Ksh 500 million was recovered from the houses of Petroleum PS Mohamed Liban, EPRA boss Daniel Kiptoo, KPC MD Joe Sang, and official Simon Wafula during arrests. Petroleum Principal Secretary Mohamed Liban, EPRA boss Daniel Kiptoo, Kenya Pipeline Company managing director Joe Sang and senior official Simon Wafula spent their second night behind bars as DCI detectives continued grilling them over an alleged dirty fuel importation scheme.
The money was found in cash during raids that followed the arrests, and it has left many ordinary Kenyans wondering how much more might still be hidden. The case touches every driver who fills a tank every week because it raises fresh fears about the quality of fuel at the pump and the prices that keep climbing.
The four men sit at the heart of Kenya’s fuel supply chain. Liban establishes national policy, while Kiptoo manages the regulator responsible for testing every shipment. Sang oversees the pipelines that move millions of litres across the country, and Wafula handles the key operational details.
Their arrests came after a widening probe into fuel imports that have caused supply hiccups and quality complaints for months. Detectives focused on paperwork approvals and test results that may have been ignored or rushed through.
Sources close to the investigation say the cash haul points to possible kickbacks tied to substandard shipments that slipped into the national stock. If those claims hold, it could explain why some cars have been coughing and losing power lately.

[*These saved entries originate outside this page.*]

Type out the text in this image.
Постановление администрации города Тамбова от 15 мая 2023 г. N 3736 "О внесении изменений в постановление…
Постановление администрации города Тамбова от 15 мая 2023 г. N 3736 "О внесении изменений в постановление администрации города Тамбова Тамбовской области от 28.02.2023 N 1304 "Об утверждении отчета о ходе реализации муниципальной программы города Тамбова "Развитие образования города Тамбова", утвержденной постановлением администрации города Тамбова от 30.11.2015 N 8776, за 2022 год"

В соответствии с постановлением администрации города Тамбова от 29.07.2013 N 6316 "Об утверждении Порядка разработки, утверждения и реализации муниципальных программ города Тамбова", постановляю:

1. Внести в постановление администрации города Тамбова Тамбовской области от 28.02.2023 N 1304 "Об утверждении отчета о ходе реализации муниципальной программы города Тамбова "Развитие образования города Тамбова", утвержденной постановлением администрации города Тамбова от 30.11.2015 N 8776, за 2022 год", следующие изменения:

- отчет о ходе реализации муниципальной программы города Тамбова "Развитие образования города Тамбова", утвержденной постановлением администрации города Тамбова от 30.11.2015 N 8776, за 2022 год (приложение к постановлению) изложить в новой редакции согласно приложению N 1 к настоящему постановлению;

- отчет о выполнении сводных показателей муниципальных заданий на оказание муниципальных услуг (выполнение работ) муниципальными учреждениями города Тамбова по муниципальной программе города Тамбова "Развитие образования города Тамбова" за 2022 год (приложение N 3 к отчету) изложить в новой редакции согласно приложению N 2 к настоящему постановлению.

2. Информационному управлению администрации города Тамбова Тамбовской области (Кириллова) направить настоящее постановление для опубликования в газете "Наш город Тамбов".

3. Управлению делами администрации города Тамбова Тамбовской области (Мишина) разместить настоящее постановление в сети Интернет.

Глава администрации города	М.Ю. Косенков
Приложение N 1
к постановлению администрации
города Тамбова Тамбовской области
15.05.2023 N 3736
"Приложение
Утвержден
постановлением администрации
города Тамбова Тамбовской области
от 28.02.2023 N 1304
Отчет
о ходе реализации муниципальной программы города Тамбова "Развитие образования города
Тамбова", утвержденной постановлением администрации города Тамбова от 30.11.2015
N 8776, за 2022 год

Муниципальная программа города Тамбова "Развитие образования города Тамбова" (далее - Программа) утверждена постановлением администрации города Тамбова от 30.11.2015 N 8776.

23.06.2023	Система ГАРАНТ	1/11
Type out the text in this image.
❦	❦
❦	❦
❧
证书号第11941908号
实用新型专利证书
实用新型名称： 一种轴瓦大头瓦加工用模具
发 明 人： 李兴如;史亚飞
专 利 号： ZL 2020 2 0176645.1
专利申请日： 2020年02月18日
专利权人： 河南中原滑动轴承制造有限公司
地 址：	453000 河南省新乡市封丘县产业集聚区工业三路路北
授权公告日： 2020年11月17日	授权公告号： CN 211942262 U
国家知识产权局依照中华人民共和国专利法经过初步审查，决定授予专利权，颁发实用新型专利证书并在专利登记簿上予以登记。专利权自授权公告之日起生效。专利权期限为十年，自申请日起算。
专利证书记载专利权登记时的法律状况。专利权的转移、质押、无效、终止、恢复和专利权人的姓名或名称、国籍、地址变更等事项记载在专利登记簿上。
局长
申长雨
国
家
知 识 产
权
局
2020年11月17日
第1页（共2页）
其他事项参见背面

The timing makes the scandal even more worrying. Global oil markets sit on edge because of the conflict in Iran, and any disruption in local supply could push prices higher still. Filling stations in some areas have already started limiting how much people can buy in one go as drivers rush to stock up.
The DCI probe now includes questions about supply disruptions and whether contaminated fuel has been circulating longer than anyone admitted. The four officials remain in custody while detectives compare statements and dig through documents. No formal charges have been filed yet, but the cash recovery has turned this from a quiet investigation into a very public drama.
Public reaction has been swift and strong. Many people praised the arrests as a sign that no one is untouchable when public money is involved. Others wondered aloud why it took so long to act when complaints about bad fuel have been around for months.
Opposition voices called for a full independent audit of recent imports, and they want the results shared openly so drivers know exactly what they have been buying.
The case also highlights how much trust sits on the shoulders of these officials. Every litre that flows through the pipelines and into tanks carries their responsibility.
The 500 million in cash found during the raids has become the symbol of the scandal because it feels so close to home. That money could have fixed roads, built clinics or subsidised fuel for those who need it most. Instead, it sat hidden in private homes while the rest of the country dealt with higher costs and lower quality.
As the weekend approaches, the DCI continues its work, and the four men remain behind bars for another night. Their lawyers will likely push for bail, but the seriousness of the probe makes that uncertain.
Kenyan taxpayers have seen too many scandals come and go without real change. This dirty fuel case feels different because it hits wallets directly, and the cash recovery makes the numbers real. People want answers, not just headlines. They want to know the fuel at their local pump is safe and that the system meant to protect them actually works.